全国どこでも必要な職場は保育と教育と介護です。病院も必要です。これらの職に就く方たちが首都圏と同じレベルの収入を得られることができれば人は集ります。
地方に住んでも職があり生活に十分な収入が見込めるならば、農業や漁業、林業などの第一次産業に興味を持つ方が出てきます。IT産業で働く方たちは場所を選びません。首都圏同様の文化が享受できれば都会脱出を考える方たちが出てきます。
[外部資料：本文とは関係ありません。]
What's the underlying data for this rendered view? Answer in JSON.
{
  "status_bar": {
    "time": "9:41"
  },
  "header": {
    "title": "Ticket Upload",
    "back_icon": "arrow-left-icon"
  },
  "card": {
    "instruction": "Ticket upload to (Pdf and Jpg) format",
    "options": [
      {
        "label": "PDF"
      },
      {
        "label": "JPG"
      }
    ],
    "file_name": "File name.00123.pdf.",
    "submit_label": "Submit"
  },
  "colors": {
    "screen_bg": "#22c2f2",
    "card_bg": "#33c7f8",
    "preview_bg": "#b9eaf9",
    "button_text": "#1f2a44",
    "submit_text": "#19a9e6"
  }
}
 地方の魅力は水と空気、里山と海にあります。首都圏では得られない環境の下で仕事をして、余暇に質の高い文化が享受できるとしたら、首都圏へ出て行く理由があるでしょうか。首都圏に用事があれば新幹線を利用すればいいのです。
最近の若者が町や村おこしに活躍を始めたことには勇気づけられます。地方再生のはじめの一歩は職場の提供です。人が集まればいろいろな文化が発展します。